Investor organisations have hit out at lobbying from custodians, securities lenders and other financial services groups to delay the implementation of the second Shareholder Rights Directive (SRD II).

In a letter to the European Commission, EU consumer group Better Finance called for the directive to be implemented as planned as any delay would “deteriorate the current situation for individual shareholders”.

Pushing back implementation until next year risked taking away voters’ rights for at least one AGM season, Better Finance argued, at a time when the EU was pushing for improved corporate governance and higher sustainability standards.

Trade associations including the European Banking Federation, the International Securities Lending Association and the Association of Global Custodians wrote to the Commission last month lobbying for a 12-month delay to SRD II, citing operational difficulties as a result of the COVID-19 pandemic.

The group of 11 trade bodies claimed that challenges had arisen that could “affect implementation efforts and possibly threaten the complete and successful adoption of SRD II”.

The pandemic and associated enforced changes to working conditions had resulted in daily activities being “significantly impacted”, the groups argued, which would make it “difficult, or nearly impossible, to meet the implementation deadline of 3 September 2020”.

The letter came despite the backbone of the SRD II having been implemented last year. Since June 2019, the directive has required companies to take measures to ease the ability of shareholders to vote at AGMs and influence director remuneration policies.

The last part of implementation, scheduled for September this year but announced in 2017, involves measures to improve transparency around shareholder identities and the communication of this information. The new rules place a reporting burden on intermediaries such as custodians and depositaries, as well as proxy advisers including Minerva Analytics.

Minerva CEO Sarah Wilson said her firm and other proxy advisory companies were already prepared for full implementation of SRD II, and had been working hard for some time to ensure compliance despite the difference in resources between some providers and the major banks and custodians.

While Minerva was not a member of Better Finance, Wilson supported its call for SRD II implementation as planned and said she found it “extremely disappointing” that intermediaries had lobbied for the delay.

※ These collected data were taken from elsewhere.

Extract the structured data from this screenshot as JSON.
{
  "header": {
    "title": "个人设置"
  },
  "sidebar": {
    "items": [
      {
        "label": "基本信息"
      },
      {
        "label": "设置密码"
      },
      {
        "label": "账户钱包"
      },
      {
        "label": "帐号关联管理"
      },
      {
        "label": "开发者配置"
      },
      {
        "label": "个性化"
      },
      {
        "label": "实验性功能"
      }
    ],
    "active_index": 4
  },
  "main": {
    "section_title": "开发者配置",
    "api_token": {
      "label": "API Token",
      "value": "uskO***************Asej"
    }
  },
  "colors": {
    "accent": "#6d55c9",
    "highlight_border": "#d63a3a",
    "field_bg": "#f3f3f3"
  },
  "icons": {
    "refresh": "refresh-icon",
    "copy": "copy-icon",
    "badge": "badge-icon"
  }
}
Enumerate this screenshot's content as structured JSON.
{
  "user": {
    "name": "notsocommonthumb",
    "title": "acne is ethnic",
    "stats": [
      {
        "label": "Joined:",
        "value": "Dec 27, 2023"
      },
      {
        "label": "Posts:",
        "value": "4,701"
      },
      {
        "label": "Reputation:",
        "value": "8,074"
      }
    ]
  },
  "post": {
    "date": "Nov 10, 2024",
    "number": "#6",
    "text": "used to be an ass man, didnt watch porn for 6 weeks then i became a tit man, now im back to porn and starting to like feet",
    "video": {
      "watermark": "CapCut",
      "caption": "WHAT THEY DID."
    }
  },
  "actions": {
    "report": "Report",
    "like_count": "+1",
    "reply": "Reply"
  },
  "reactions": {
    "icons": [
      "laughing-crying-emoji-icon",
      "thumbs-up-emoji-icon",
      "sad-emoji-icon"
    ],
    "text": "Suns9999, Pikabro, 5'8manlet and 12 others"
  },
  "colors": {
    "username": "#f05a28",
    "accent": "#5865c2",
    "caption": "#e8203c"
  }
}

The intermediaries’ letter said that IT and technology teams were working at “full capacity” to ensure that day-to-day operations – “run-the-institution activities” – could continue. Compliance with new regulations – dubbed “change-the-institution activities” in the letter – had fallen down the priority list, the trade bodies stated.

However, Better Finance argued that intermediaries had “not been proactive in facilitating voting and communication”.

“At this stage, intermediaries should already have been prepared and ready to adapt to the new requirements, e.g. by establishing task forces sufficiently early to prepare coherent implementation documentation,” the consumer body wrote.

“And although the standardized format ISO 20022 that is supposed to form the basis for transmitting general meeting information between issuer and shareholder has been worked on for many years already, it seems that, less than five months before the deadline, the intermediaries are still at a very early stage of preparation.

“Therefore, it is clear that the pandemic is being used as an excuse to further delay the implementation of the SRD II.”

Better Finance also pointed out that institutional investors in most EU countries were already obliged to follow SRD II’s transparency and reporting requirements. Delays to the second part of implementation risked a further increase to the “misalignment” between different players in the investment chain.

The trade bodies also argued that not delaying the final regulations would make it “very unlikely that all the operational procedures in support of the new general meetings season, expected around September, could be carried out in full compliance with SRD II”.

While many shareholder meetings have been delayed, a significant proportion have gone ahead as ‘virtual’ meetings via webcast or other online technology.

While this has posed challenges to transparency and accountability, companies have been able to meet their regulatory responsibilities despite the disruption caused by the pandemic.